Methane emissions from the energy sector are about 70 percent higher than the amount national governments have officially reported, according to new IEA analysis.
Methane is responsible for around 30 percent of the increase in temperatures worldwide. Methane dissipates faster than carbon dioxide (CO2) but is a much more powerful greenhouse gas during its short lifespan.
The energy sector accounts for around 40 percent of methane emissions from human activity, and this year’s edition of the IEA’s Global Methane Tracker includes country-by-country emissions from coal mines and bioenergy for the first time, in addition to continued detailed coverage of oil and natural gas operations.
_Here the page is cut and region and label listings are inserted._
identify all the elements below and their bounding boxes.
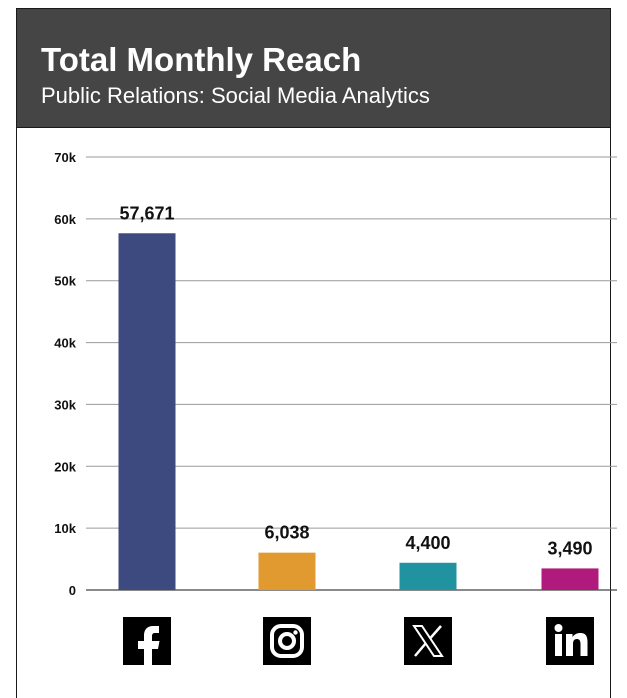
chart-title: Total Monthly Reach: [41, 41, 362, 78]
facebook-icon: [123, 617, 171, 665]
data-label: 3,490: [547, 538, 592, 558]
bar: [118, 233, 176, 590]
data-label: 57,671: [119, 203, 174, 223]
y-tick-label: 60k: [54, 212, 76, 227]
linkedin-icon: [546, 617, 594, 665]
y-tick-label: 40k: [54, 336, 76, 351]
chart-subtitle: Public Relations: Social Media Analytics: [41, 83, 430, 108]
y-tick-label: 30k: [54, 397, 76, 412]
y-tick-label: 50k: [54, 274, 76, 289]
y-tick-label: 0: [69, 583, 76, 598]
instagram-icon: [263, 617, 311, 665]
bar: [399, 562, 457, 590]
bar: [541, 568, 599, 590]
x-icon: [404, 617, 452, 665]
chart-header: Total Monthly Reach Public Relations: So…: [17, 9, 610, 128]
data-label: 4,400: [405, 533, 450, 553]
data-label: 6,038: [264, 523, 309, 543]
y-tick-label: 10k: [54, 521, 76, 536]
y-tick-label: 70k: [54, 150, 76, 165]
bar: [258, 552, 316, 590]
y-tick-label: 20k: [54, 459, 76, 474]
Methane emissions from the energy sector grew by under 5 percent last year. This did not bring them back to their 2019 levels and slightly lagged the rise in overall energy use, indicating that some efforts to limit emissions may already be paying off.
“At today’s elevated natural gas prices, nearly all of the methane emissions from oil and gas operations worldwide could be avoided at no net cost,” said IEA Executive Director Fatih Birol.
Last year, significant emissions were confirmed in Texas and parts of Central Asia, with Turkmenistan alone responsible for one-third of large emissions events seen by satellites in 2021. Relatively few major leaks were detected for the major onshore oil and gas producers in the Middle East.
If all methane leaks from fossil fuel operations in 2021 had been captured and sold, then natural gas markets would have been supplied with an additional 180 billion cubic metres of natural gas. That is equivalent to all the gas used in Europe’s power sector and more than enough to ease today’s market tightness.
Global methane emissions from oil and gas operations would fall by more than 90 percent if all producing countries matched Norway’s emissions intensity, the lowest worldwide.